“Due to the coronavirus” is a refrain we have become familiar with in recent months with respect to “closed” signs on storefronts, notices of cancelled or postponed events, and reduced hours and services. The COVID-19 pandemic has brought an abrupt halt to daily routines and a palpable uncertainty for what lies ahead on virtually every front.
For higher education, questions remain about how teaching, research, and student services must evolve to match a new reality, and business models will once again be tested in the process. There is no clear sense yet of what will constitute the new normal. What we can assume is that steady leadership in these uncertain times will require ingenuity, collaboration, and compassion.
“Being responsive” is how Colorado State University System Chancellor Tony Frank articulates sustainability leadership, the topic of the sustainability articles in May/June 2020 Business Officer. The content—largely finalized prior to the onset of the pandemic in this country—may at first glance seem less consequential than a slew of other concerns emerging for a world reeling from the devastation of COVID-19. And yet, as climate change threatens to increase the frequency and severity of pandemics such as this one, sustainability-focused leadership is all the more appropriate as a lens for navigating what comes next for students, employees, communities, and the higher education sector and beyond.
Sustainability—financial, environmental, or otherwise—is predicated on the concept of maintaining the healthy balance of a system. If COVID-19 has awoken us to anything as a nation, it may be the need to rebalance economic, health care, education, and social safety net systems to endure crises as devastating as this pandemic.
Consider, too, how the expression “flatten the curve” has become part of the national lexicon. The dramatic and previously unimaginable measures taken by citizens, businesses, and local governments—such as practicing physical distancing, taking work and school online, and closing nonessential public spaces—in an attempt to slow the spread of the disease and keep from overwhelming an already stressed health care system have a parallel on the sustainability front.

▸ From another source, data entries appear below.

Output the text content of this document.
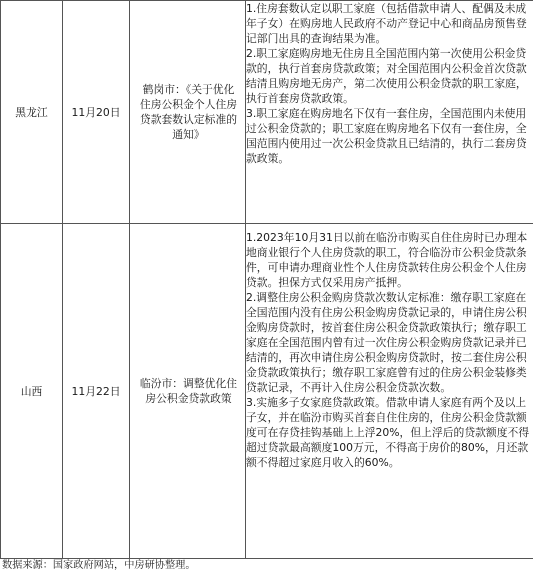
黑龙江	11月20日	鹤岗市：《关于优化住房公积金个人住房贷款套数认定标准的通知》	1.住房套数认定以职工家庭（包括借款申请人、配偶及未成年子女）在购房地人民政府不动产登记中心和商品房预售登记部门出具的查询结果为准。

2.职工家庭购房地无住房且全国范围内第一次使用公积金贷款的，执行首套房贷款政策；对全国范围内公积金首次贷款结清且购房地无房产，第二次使用公积金贷款的职工家庭，执行首套房贷款政策。

3.职工家庭在购房地名下仅有一套住房，全国范围内未使用过公积金贷款的；职工家庭在购房地名下仅有一套住房，全国范围内使用过一次公积金贷款且已结清的，执行二套房贷款政策。

山西	11月22日	临汾市：调整优化住房公积金贷款政策	1.2023年10月31日以前在临汾市购买自住住房时已办理本地商业银行个人住房贷款的职工，符合临汾市公积金贷款条件，可申请办理商业性个人住房贷款转住房公积金个人住房贷款。担保方式仅采用房产抵押。

2.调整住房公积金购房贷款次数认定标准：缴存职工家庭在全国范围内没有住房公积金购房贷款记录的，申请住房公积金购房贷款时，按首套住房公积金贷款政策执行；缴存职工家庭在全国范围内曾有过一次住房公积金购房贷款记录并已结清的，再次申请住房公积金购房贷款时，按二套住房公积金贷款政策执行；缴存职工家庭曾有过的住房公积金装修类贷款记录，不再计入住房公积金贷款次数。

3.实施多子女家庭贷款政策。借款申请人家庭有两个及以上子女，并在临汾市购买首套自住住房的，住房公积金贷款额度可在存贷挂钩基础上上浮20%，但上浮后的贷款额度不得超过贷款最高额度100万元，不得高于房价的80%，月还款额不得超过家庭月收入的60%。

数据来源：国家政府网站，中房研协整理。
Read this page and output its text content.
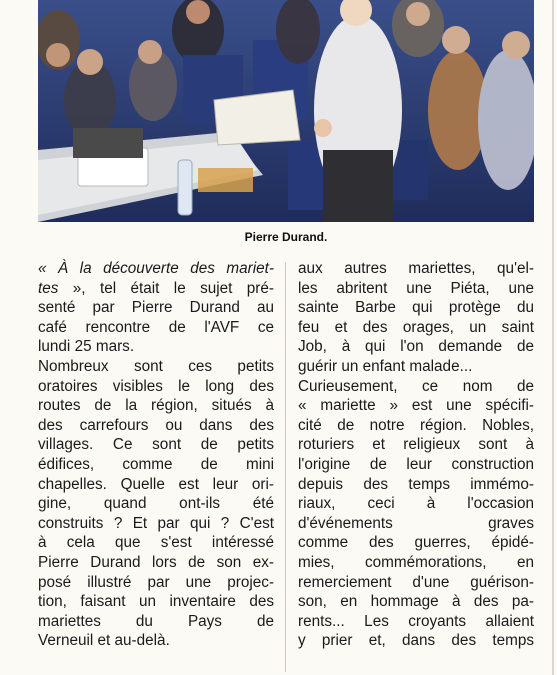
Pierre Durand.
« À la découverte des mariet-
tes », tel était le sujet pré-
senté par Pierre Durand au
café rencontre de l'AVF ce
lundi 25 mars.
Nombreux sont ces petits
oratoires visibles le long des
routes de la région, situés à
des carrefours ou dans des
villages. Ce sont de petits
édifices, comme de mini
chapelles. Quelle est leur ori-
gine, quand ont-ils été
construits ? Et par qui ? C'est
à cela que s'est intéressé
Pierre Durand lors de son ex-
posé illustré par une projec-
tion, faisant un inventaire des
mariettes du Pays de
Verneuil et au-delà.
aux autres mariettes, qu'el-
les abritent une Piéta, une
sainte Barbe qui protège du
feu et des orages, un saint
Job, à qui l'on demande de
guérir un enfant malade...
Curieusement, ce nom de
« mariette » est une spécifi-
cité de notre région. Nobles,
roturiers et religieux sont à
l'origine de leur construction
depuis des temps immémo-
riaux, ceci à l'occasion
d'événements graves
comme des guerres, épidé-
mies, commémorations, en
remerciement d'une guérison-
son, en hommage à des pa-
rents... Les croyants allaient
y prier et, dans des temps
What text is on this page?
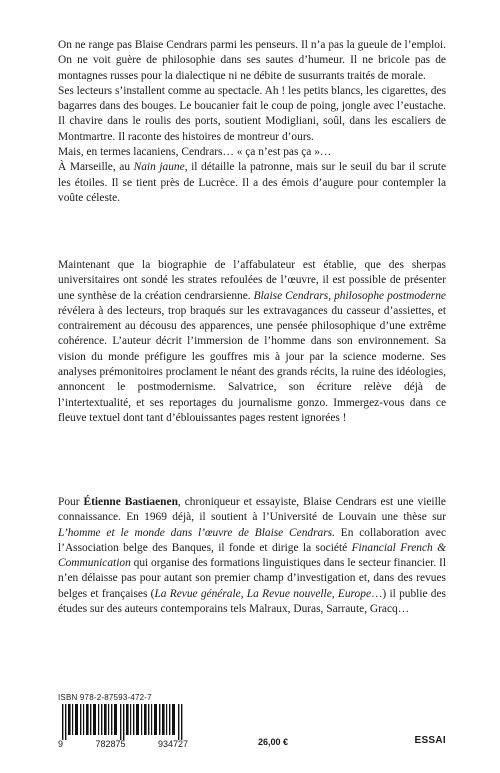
On ne range pas Blaise Cendrars parmi les penseurs. Il n’a pas la gueule de l’emploi. On ne voit guère de philosophie dans ses sautes d’humeur. Il ne bricole pas de montagnes russes pour la dialectique ni ne débite de susurrants traités de morale.

Ses lecteurs s’installent comme au spectacle. Ah ! les petits blancs, les cigarettes, des bagarres dans des bouges. Le boucanier fait le coup de poing, jongle avec l’eustache. Il chavire dans le roulis des ports, soutient Modigliani, soûl, dans les escaliers de Montmartre. Il raconte des histoires de montreur d’ours.

Mais, en termes lacaniens, Cendrars… « ça n’est pas ça »…

À Marseille, au Nain jaune, il détaille la patronne, mais sur le seuil du bar il scrute les étoiles. Il se tient près de Lucrèce. Il a des émois d’augure pour contempler la voûte céleste.

Maintenant que la biographie de l’affabulateur est établie, que des sherpas universitaires ont sondé les strates refoulées de l’œuvre, il est possible de présenter une synthèse de la création cendrarsienne. Blaise Cendrars, philosophe postmoderne révélera à des lecteurs, trop braqués sur les extravagances du casseur d’assiettes, et contrairement au décousu des apparences, une pensée philosophique d’une extrême cohérence. L’auteur décrit l’immersion de l’homme dans son environnement. Sa vision du monde préfigure les gouffres mis à jour par la science moderne. Ses analyses prémonitoires proclament le néant des grands récits, la ruine des idéologies, annoncent le postmodernisme. Salvatrice, son écriture relève déjà de l’intertextualité, et ses reportages du journalisme gonzo. Immergez-vous dans ce fleuve textuel dont tant d’éblouissantes pages restent ignorées !

Pour Étienne Bastiaenen, chroniqueur et essayiste, Blaise Cendrars est une vieille connaissance. En 1969 déjà, il soutient à l’Université de Louvain une thèse sur L’homme et le monde dans l’œuvre de Blaise Cendrars. En collaboration avec l’Association belge des Banques, il fonde et dirige la société Financial French & Communication qui organise des formations linguistiques dans le secteur financier. Il n’en délaisse pas pour autant son premier champ d’investigation et, dans des revues belges et françaises (La Revue générale, La Revue nouvelle, Europe…) il publie des études sur des auteurs contemporains tels Malraux, Duras, Sarraute, Gracq…

ISBN 978-2-87593-472-7
9	782875	934727	26,00 €	ESSAI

Efforts to mitigate climate change and rising temperatures worldwide are also an attempt to provide critical time and space for transitioning our energy economy away from fossil fuels, reducing our waste streams, and improving the overall viability of local and global ecosystems. As the vast majority of scientists have warned, not doing so will unleash potentially devastating and cascading impacts on the health of our economy, society, and environment. The fallout may not be as swift as from COVID-19, but it will be even more comprehensive and must be met with a similar urgency for collective action.
Rising to the Challenge
“Most campuses during this pandemic have justifiably been concerned, foremost, with the personal health and safety issues of their students and employees,” says Sally Grans Korsh, NACUBO senior advisor of facilities management and environmental policy. “Close behind are the macroeconomic and microeconomic concerns about the financial sustainability of their campuses and communities. However, as with any crisis, there are bright spots, learning moments, and changes to approaches that may ultimately enhance campus operations and could improve our communities at large.”
One positive outcome from this crisis may be greater recognition of the value of interweaving environmental, social, and economic priorities in making sustainability central to the education mission, Grans Korsh says.
The United Nations Sustainable Development Goals—highlighted in “Leading With a New Lens”—make clear the interconnectedness of “good health and well-being,” “decent work and economic growth,” and “quality education” alongside priorities for “climate action,” “affordable and clean energy,” and “clean water and sanitation.”
The second article in this collection, “Systemic Sustainability,” focuses on the resilience efforts of municipalities and hospitals, which serve a crucial role—similar to colleges and universities—as anchors within their communities.
The third and final article, “Force Multipliers,” highlights how strong collaboration among cities and their education and business sectors brings economic, social, and environmental benefits to the entire community.
What lessons can higher education leaders draw from these community partners and business leaders in a shared post-COVID-19 world where, more than ever, we need to work together to solve our complex problems?
This pandemic is leaving a trail of clues about what we as a nation and as a world must fix—and soon. Sustainability-focused leaders will see the connections, help make those connections evident to others, and engender a spirit of innovation and collaboration in pursuit of a more just and equitable future for all.